Here is what the Book of Discipline in the United Methodist Church says about prevenient grace. We acknowledge God’s prevenient grace. What you acknowledge is something that is already there. We acknowledge the divine love that surrounds all people and that proceeds all of our conscious impulses. Before babies can form thoughts, before babies are able to form words, God’s love is surrounding them and influencing them.

This grace, prevenient grace, prompts our first wish to please God. Our first glimmer of understanding God’s will that God wants us to change our lives. Prevenient grace brings to us our first slight transient conviction of having done something wrong, of having sinned against God. God is working on us, and God is not finished yet. Prevenient grace is God’s grace, and it also awakens in us a longing, an earnest longing to deliver us from sin and death. And it moves us towards repentance and faith.

Prevenient grace is a blessing through Jesus, “Come to Me.” We are not made for the darkness. We are made to be filled with light. We are made for God’s power to flow through us. We are made to become who we can be when our partnership with God is alive. But prior to that moment, in every situation where we are less than perfect, in every situation where we are foolish, and every human situation to where we are not living up to what’s best, God is pulling us toward what we can be with God’s help. And it is Jesus Christ who is pulling us. We are drawn to the light. We are drawn to a God that is saying to us  Jesus is the light of the world.” No matter what sort of darkness we may find ourselves in, Jesus is the light of the world. And Jesus draws us to himself.
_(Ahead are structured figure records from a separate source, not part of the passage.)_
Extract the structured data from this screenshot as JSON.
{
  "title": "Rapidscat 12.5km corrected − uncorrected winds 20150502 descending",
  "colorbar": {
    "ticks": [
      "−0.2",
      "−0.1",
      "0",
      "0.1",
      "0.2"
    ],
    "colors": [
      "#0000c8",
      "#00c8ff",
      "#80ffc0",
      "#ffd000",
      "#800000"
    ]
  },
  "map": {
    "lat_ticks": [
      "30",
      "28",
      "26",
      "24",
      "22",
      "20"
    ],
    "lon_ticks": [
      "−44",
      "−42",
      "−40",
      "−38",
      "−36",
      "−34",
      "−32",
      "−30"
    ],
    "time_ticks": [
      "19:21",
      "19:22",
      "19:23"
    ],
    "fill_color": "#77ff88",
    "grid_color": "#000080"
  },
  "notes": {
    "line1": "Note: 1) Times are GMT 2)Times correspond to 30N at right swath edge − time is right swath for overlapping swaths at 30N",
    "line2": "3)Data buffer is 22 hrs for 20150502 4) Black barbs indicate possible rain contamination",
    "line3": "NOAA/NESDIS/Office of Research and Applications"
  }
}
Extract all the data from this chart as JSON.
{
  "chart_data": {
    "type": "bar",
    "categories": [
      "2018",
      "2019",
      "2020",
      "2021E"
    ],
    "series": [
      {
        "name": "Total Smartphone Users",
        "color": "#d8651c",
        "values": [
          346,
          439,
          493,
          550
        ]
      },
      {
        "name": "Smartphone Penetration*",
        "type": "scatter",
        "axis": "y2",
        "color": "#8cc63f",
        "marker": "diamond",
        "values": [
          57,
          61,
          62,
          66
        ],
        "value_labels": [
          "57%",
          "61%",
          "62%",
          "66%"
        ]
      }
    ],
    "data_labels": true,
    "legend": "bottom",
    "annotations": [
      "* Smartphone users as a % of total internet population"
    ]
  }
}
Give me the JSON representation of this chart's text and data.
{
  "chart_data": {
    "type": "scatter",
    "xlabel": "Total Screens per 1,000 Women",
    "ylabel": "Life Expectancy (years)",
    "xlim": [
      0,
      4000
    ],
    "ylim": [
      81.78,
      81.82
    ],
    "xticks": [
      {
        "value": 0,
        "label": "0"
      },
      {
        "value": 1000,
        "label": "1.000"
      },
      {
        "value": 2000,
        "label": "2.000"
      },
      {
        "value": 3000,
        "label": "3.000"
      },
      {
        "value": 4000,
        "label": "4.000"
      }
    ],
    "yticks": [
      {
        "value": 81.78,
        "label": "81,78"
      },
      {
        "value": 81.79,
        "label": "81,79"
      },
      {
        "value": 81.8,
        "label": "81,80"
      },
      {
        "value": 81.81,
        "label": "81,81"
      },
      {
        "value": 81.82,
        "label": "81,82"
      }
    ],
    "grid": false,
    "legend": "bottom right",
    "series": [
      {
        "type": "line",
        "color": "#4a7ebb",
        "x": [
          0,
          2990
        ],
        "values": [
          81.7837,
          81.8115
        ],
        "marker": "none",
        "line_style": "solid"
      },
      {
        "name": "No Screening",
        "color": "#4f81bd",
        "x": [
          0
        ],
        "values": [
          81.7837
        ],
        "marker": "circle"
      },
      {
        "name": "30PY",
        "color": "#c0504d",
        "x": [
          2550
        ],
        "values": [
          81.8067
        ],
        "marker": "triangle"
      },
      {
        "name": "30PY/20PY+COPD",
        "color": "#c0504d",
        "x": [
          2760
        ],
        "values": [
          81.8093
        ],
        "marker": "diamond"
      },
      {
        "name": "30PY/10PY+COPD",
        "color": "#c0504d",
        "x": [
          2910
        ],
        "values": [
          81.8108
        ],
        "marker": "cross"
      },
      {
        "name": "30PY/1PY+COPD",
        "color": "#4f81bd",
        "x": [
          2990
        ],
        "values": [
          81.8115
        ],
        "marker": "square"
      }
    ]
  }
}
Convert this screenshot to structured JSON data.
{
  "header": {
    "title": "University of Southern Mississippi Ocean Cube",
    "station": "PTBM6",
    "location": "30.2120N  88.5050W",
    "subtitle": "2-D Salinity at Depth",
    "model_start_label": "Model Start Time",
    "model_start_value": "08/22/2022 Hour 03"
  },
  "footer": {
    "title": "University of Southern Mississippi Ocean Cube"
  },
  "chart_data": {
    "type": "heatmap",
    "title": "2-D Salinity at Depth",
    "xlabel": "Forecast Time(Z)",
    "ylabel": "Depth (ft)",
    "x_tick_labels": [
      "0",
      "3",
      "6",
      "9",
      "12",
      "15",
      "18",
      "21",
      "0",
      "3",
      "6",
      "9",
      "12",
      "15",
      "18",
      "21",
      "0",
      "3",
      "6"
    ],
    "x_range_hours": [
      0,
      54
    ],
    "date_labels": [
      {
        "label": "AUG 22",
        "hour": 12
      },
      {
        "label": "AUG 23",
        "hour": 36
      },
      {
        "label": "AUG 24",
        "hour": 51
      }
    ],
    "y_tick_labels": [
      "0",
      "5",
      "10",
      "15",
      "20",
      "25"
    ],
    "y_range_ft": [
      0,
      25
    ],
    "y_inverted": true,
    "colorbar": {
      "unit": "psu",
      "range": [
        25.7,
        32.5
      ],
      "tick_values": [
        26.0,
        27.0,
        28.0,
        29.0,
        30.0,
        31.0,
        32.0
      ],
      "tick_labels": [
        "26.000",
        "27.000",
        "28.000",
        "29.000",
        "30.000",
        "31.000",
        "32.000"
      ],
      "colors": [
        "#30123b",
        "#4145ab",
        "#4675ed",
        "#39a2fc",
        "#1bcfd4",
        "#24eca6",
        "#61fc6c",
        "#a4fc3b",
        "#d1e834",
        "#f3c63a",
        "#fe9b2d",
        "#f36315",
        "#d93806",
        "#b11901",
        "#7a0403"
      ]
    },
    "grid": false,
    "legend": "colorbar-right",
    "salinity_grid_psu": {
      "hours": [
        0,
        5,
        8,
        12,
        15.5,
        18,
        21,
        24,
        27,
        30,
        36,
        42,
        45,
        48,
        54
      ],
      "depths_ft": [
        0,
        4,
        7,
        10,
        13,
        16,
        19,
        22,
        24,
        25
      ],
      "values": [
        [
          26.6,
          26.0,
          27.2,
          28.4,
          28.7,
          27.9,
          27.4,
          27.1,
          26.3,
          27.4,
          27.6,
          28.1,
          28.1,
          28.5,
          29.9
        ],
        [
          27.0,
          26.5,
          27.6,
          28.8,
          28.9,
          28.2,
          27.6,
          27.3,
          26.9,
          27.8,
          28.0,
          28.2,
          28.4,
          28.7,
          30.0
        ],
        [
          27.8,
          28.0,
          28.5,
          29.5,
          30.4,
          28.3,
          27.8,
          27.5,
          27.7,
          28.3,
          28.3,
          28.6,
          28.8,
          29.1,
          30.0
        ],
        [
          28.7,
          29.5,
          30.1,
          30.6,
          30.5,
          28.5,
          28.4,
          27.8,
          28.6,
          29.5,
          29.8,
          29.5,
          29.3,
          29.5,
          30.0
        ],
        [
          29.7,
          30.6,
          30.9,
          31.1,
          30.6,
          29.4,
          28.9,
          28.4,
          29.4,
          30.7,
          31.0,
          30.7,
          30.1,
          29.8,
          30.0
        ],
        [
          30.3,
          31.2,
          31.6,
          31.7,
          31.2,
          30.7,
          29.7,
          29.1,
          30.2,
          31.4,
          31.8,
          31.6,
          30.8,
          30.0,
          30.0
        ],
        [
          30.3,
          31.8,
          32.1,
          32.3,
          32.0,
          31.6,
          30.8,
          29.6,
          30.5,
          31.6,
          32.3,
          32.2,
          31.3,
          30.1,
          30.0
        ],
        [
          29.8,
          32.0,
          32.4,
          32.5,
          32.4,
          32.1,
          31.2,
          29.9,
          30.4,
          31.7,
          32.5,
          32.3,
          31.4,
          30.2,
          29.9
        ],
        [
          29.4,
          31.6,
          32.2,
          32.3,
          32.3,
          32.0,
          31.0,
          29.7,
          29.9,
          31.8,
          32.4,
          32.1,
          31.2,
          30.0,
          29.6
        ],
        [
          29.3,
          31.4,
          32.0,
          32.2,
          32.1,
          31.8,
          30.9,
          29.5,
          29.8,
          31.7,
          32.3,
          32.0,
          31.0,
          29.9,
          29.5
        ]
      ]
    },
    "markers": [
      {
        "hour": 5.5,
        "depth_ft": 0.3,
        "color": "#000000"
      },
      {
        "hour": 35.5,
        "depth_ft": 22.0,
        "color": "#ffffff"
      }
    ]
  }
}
Prevenient grace is that light that is shining. Consider this from Luke 15: Then Jesus told them this parable: “Suppose one of you has a hundred sheep and loses one of them. Doesn’t he leave the ninety-nine in the open country and go after the lost sheep until he finds it? And when he finds it, he joyfully puts it on his shoulders and goes home. Then he calls his friends and neighbors together and says, ‘Rejoice with me; I have found my lost sheep.’ 

Jesus Christ is always seeking us to bring us home safe. To green pastures. To still waters. To restore our souls. That seeking and yearning for us is what we call prevenient grace.

Please pray with me: Lord Jesus, today I am not that person that I want to be or can be with your help. Guide me to all that is good. Guide me to you. And just as Jesus came for us, we are going with him. Because there are other people who need that light as well in their darkness.